Harvard educated Hartwell was hooked. He poured over 5000 years of published literature, starting with the Shen-Nung, 2828-2698 B.C., the Ebers Papyrii ca. 1550 BC, and so on through modern times. In all, he catalogued at least 3000 references to plants used in the treatment of cancer. These he published in eleven volumes of Lloydia between 1967 and 1971. He retired in 1975, but James Duke picked up more or less where Hartwell left off. He screened 35,000 plants for anticancer activity and found 3000 plants possessing some power to inhibit cancer.

While these findings are not astonishing to botanists, herbalists, or medical anthropologists, many scientists have been slow to accept the idea that a cure might be found outside the laboratory. In any event, the relatively new discipline of ethnobotany finally has a proper seat in the halls of academia.
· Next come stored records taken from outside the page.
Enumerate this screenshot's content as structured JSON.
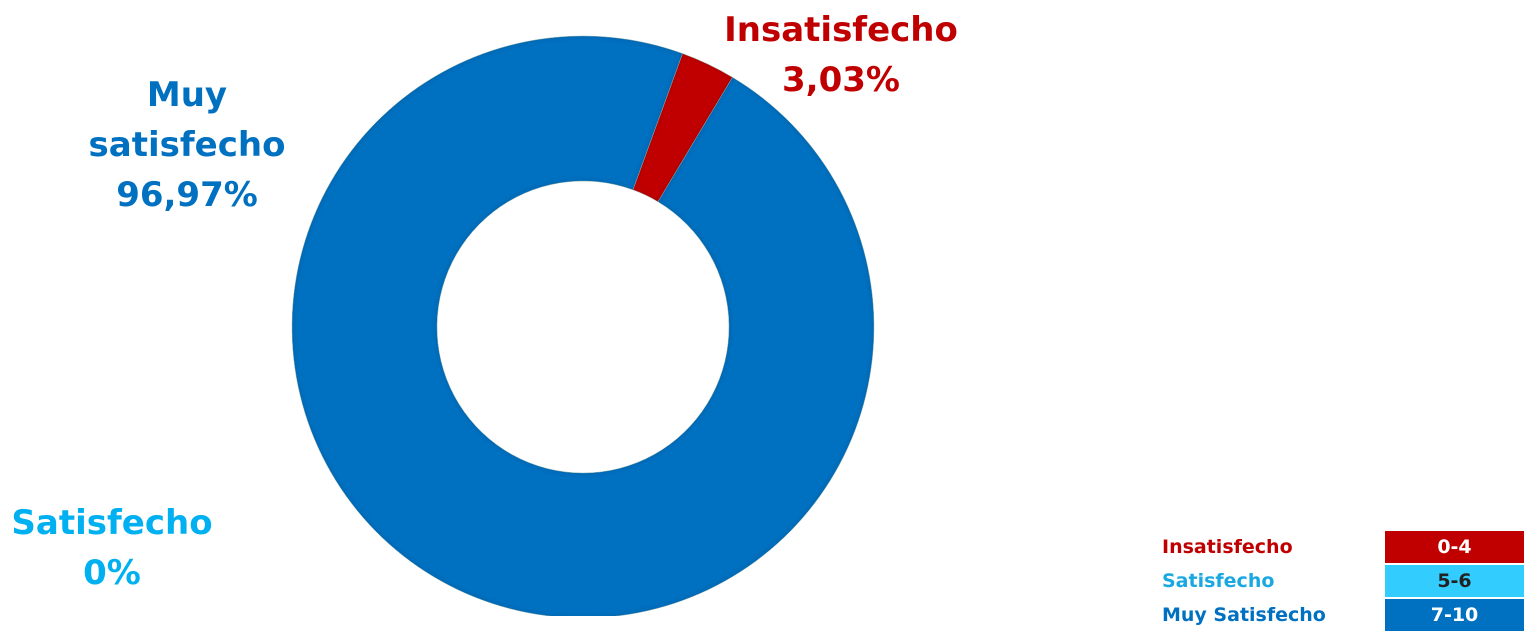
{
  "chart_data": {
    "type": "pie",
    "donut": true,
    "categories": [
      "Insatisfecho",
      "Satisfecho",
      "Muy satisfecho"
    ],
    "values": [
      3.03,
      0,
      96.97
    ],
    "value_labels": [
      "3,03%",
      "0%",
      "96,97%"
    ],
    "colors": [
      "#c00000",
      "#00b0f0",
      "#0070c0"
    ],
    "scale_legend": [
      {
        "label": "Insatisfecho",
        "range": "0-4",
        "color": "#c00000"
      },
      {
        "label": "Satisfecho",
        "range": "5-6",
        "color": "#33ccff"
      },
      {
        "label": "Muy Satisfecho",
        "range": "7-10",
        "color": "#0070c0"
      }
    ]
  }
}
The fact is that none of us would be alive today if the ways of our ancestors had not sufficed to sustain life and viability against a host of threats to survival. Thus, it is somewhat incredulous when we think that the fervor of modern science has been so bold—arrogant—that it almost eradicated knowledge of the ways that had served humanity for countless eons before the advent of the modern era.

This said, it is not difficult to see how those who take a certain comfort in believing that smallpox was eradicated in less than a century following acceptance of the germ theory of disease would see a line between historic and modern, especially if they really believe that prior to Ignaz Semmelweiss (1818-1865), no one really understood the need for hygiene and aseptic procedures. Speaking for myself, I certainly grew up believing we only understood the need for washing our hands when, in the face of enormous opposition and ridicule from erudite doctors, Lister proved Semmelweiss correct. What perhaps neither knew is that Iroquois medicine men already knew what science needed to prove to its satisfaction before it could make believers of skeptics.

Many traditional methods survive because they work. Moreover, the knowledge now sought by those pouring through the rain forests in search of cures for what ail mankind is a very specific kind of understanding, one based on intimate observation of Nature and long oral traditions passed along through apprenticeships that school people in such a way as to preserve both knowledge but also supply of the plants needed to make medicine.

In short, it is very different to assume trusteeship for a plot of land in a forest and to observe the growth cycles and life of the plants than to collect specimen, press them between boards, and send them to a modern laboratory for chemical analysis. Ethnobotanists have contributed greatly to our appreciation for our natural medicine chest as well as the individuals who have kept alive the diverse traditions of our Planet, for the shamans, curanderas and curanderos, medicine men and women, witchdoctors, alchemists and herbalists. Thanks to their dedication to their tasks, we have found reasons to preserve what seemed to facing destruction, reasons to cherish our lands and its peoples, and reasons to turn to Nature for relief.